Fig 3. Behavioral response to competing stimulation of anterior and posterior mechanosensory neurons.

Various combinations of light intensity was delivered to the head and tail of worms expressing Chrimson in gentle touch mechanosensory neurons (strain AML470, n = 43,418 stimulus events total, supserset of data shown in Fig 2). (a) Probability of transitioning into reverse, (b) pause/slow, (c) forward, and (d) sprint behaviors are shown individually (e) and all together as pie charts. (f) The gradient of the plane of best fit is shown as a vector for each behavior. Fitting was performed using methods of least squares. Error-bars are 95% confidence intervals. Numerical values are listed in S2 Data.

Fig 4. Probability of reversing in response to a mechanosensory stimulus is higher for stimuli that arrive during forward locomotion than for stimuli that arrive during turning.

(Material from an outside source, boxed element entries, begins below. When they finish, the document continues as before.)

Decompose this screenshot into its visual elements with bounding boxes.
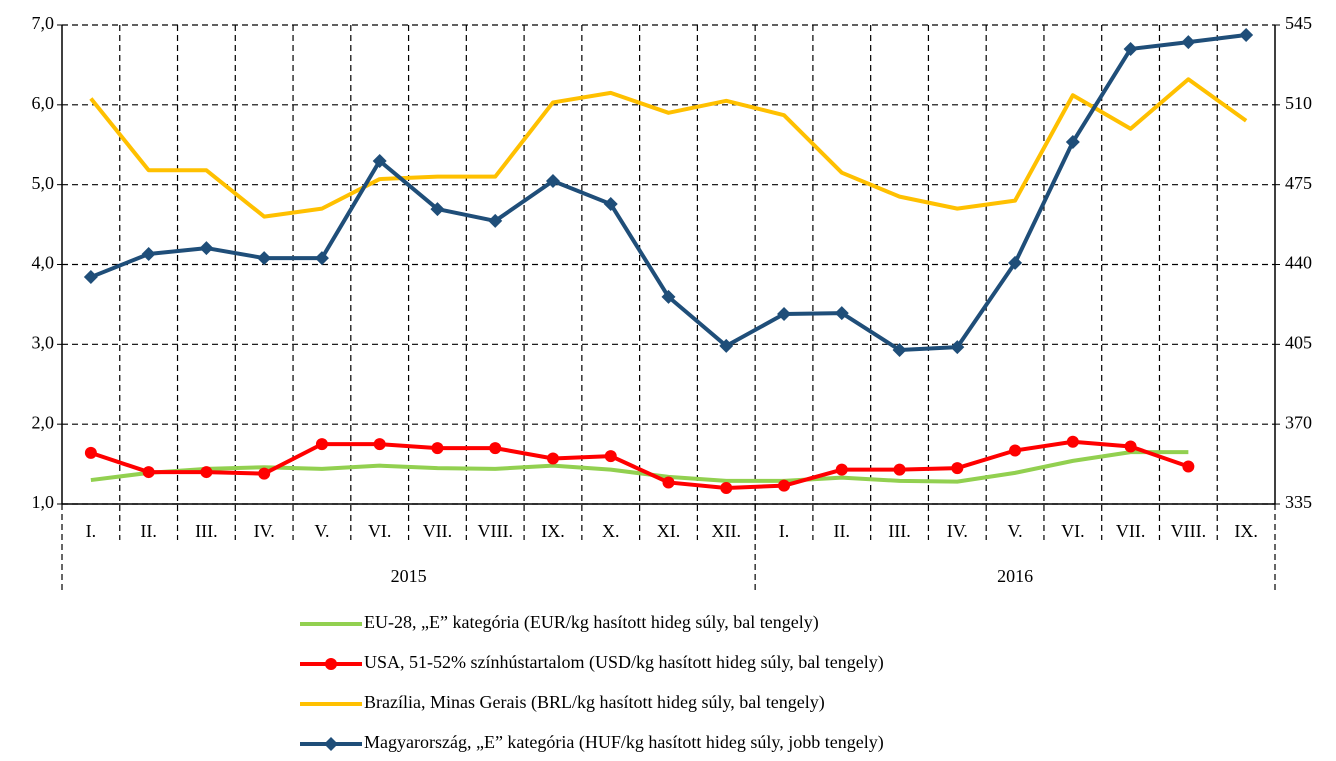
marker [835, 463, 848, 476]
marker [430, 202, 445, 217]
marker [546, 452, 559, 465]
marker [661, 289, 676, 304]
series-line [89, 77, 1248, 219]
y-tick-label: 3,0 [32, 332, 55, 352]
marker [83, 270, 98, 285]
marker [325, 658, 337, 670]
y2-tick-label: 405 [1285, 332, 1312, 352]
marker [84, 446, 97, 459]
marker [719, 338, 734, 353]
legend-label: EU-28, „E” kategória (EUR/kg hasított hi… [364, 612, 819, 633]
y-tick-label: 5,0 [32, 173, 55, 193]
x-tick-label: VI. [1061, 521, 1085, 541]
marker [951, 462, 964, 475]
marker [1009, 444, 1022, 457]
marker [720, 482, 733, 495]
marker [1124, 440, 1137, 453]
marker [257, 251, 272, 266]
marker [1008, 255, 1023, 270]
marker [603, 197, 618, 212]
x-tick-label: VII. [1116, 521, 1146, 541]
marker [488, 213, 503, 228]
y2-tick-label: 545 [1285, 13, 1312, 33]
x-tick-label: VIII. [477, 521, 512, 541]
series-line [90, 439, 1190, 491]
x-tick-label: IX. [541, 521, 565, 541]
marker [324, 737, 338, 751]
y2-tick-label: 510 [1285, 93, 1312, 113]
y2-tick-label: 335 [1285, 492, 1312, 512]
marker [315, 438, 328, 451]
x-tick-label: III. [195, 521, 217, 541]
marker [1065, 135, 1080, 150]
marker [892, 343, 907, 358]
marker [1123, 41, 1138, 56]
legend-label: Magyarország, „E” kategória (HUF/kg hasí… [364, 732, 884, 753]
marker [199, 241, 214, 256]
x-tick-label: X. [602, 521, 620, 541]
marker [778, 479, 791, 492]
marker [1066, 435, 1079, 448]
x-tick-label: XI. [657, 521, 681, 541]
marker [142, 466, 155, 479]
marker [258, 467, 271, 480]
y-tick-label: 4,0 [32, 253, 55, 273]
marker [489, 442, 502, 455]
group-label: 2015 [391, 566, 427, 586]
x-tick-label: VIII. [1171, 521, 1206, 541]
marker [373, 438, 386, 451]
marker [141, 247, 156, 262]
x-tick-label: I. [86, 521, 97, 541]
y2-tick-label: 475 [1285, 173, 1312, 193]
marker [777, 306, 792, 321]
x-tick-label: II. [834, 521, 851, 541]
y-tick-label: 2,0 [32, 412, 55, 432]
x-tick-label: VII. [423, 521, 453, 541]
marker [1182, 460, 1195, 473]
y-tick-label: 7,0 [32, 13, 55, 33]
x-tick-label: IX. [1234, 521, 1258, 541]
y2-tick-label: 440 [1285, 253, 1312, 273]
x-tick-label: I. [779, 521, 790, 541]
legend-label: USA, 51-52% színhústartalom (USD/kg hasí… [364, 652, 884, 673]
marker [1181, 35, 1196, 50]
x-tick-label: V. [1007, 521, 1022, 541]
x-tick-label: V. [314, 521, 329, 541]
x-tick-label: IV. [254, 521, 275, 541]
y2-tick-label: 370 [1285, 412, 1312, 432]
x-tick-label: VI. [368, 521, 392, 541]
marker [1239, 28, 1254, 43]
legend-label: Brazília, Minas Gerais (BRL/kg hasított … [364, 692, 825, 713]
marker [545, 174, 560, 189]
marker [950, 340, 965, 355]
marker [662, 476, 675, 489]
x-tick-label: II. [140, 521, 157, 541]
group-label: 2016 [997, 566, 1033, 586]
y-tick-label: 1,0 [32, 492, 55, 512]
marker [893, 463, 906, 476]
marker [834, 306, 849, 321]
marker [372, 153, 387, 168]
y-tick-label: 6,0 [32, 93, 55, 113]
marker [604, 450, 617, 463]
x-tick-label: III. [888, 521, 910, 541]
x-tick-label: IV. [947, 521, 968, 541]
marker [431, 442, 444, 455]
marker [314, 251, 329, 266]
marker [200, 466, 213, 479]
x-tick-label: XII. [712, 521, 742, 541]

Response to whole body optogenetic illumination of gentle touch mechanosensory neurons is shown for stimuli that arrive during either forward or turning behaviors for 2 strains of nominally identical genotypes, (a) AML67 and (b) AML470. Stimuli delivered during turns are from closed-loop optogenetic experiments, while stimuli delivered during forward locomotion are from open-loop experiments. Three seconds of 80 uW/mm² illumination was delivered in the experiment condition. Only 0.5 uW/mm² was delivered for control condition. Error bars are 95% confidence interval calculated via 10,000 bootstraps. Z-test was used to calculate significance. *** indicates p<0.001. p-Value for AML67 control group is 0.549. p-Value for AML470 control group is 0.026. The number of stimulus events for each condition (from left-most bar to right-most bar) are 5,968, 1,551, 5,971, and 1,448 for AML67 and 2,501, 1,543, 2,676, and 1,438 for AML470. Machine-readable numerical values are listed in S3 and S4 Data.

Fig 5. Selected software modules involved in closed-loop light stimulation.

Selected software modules are shown that run synchronously or asynchronously. Note that the image processing depiction is illustrative and for a small cropped portion of the actual field of view.

Fig 6. GUI shown here during an experiment.

GUI, graphical user interface.

Fig 7. Illustration of the fast centerline finding algorithm.

The algorithm proceeds in order from left to right. A binary image of the worm is taken as input. A skeleton is then generated through morphological thinning. The first recursive algorithm starts from an endpoint of the skeleton and breaks it down into segments at each branch point. The second recursive algorithm uses these segments to find the longest contiguous segment from one end point to another end point.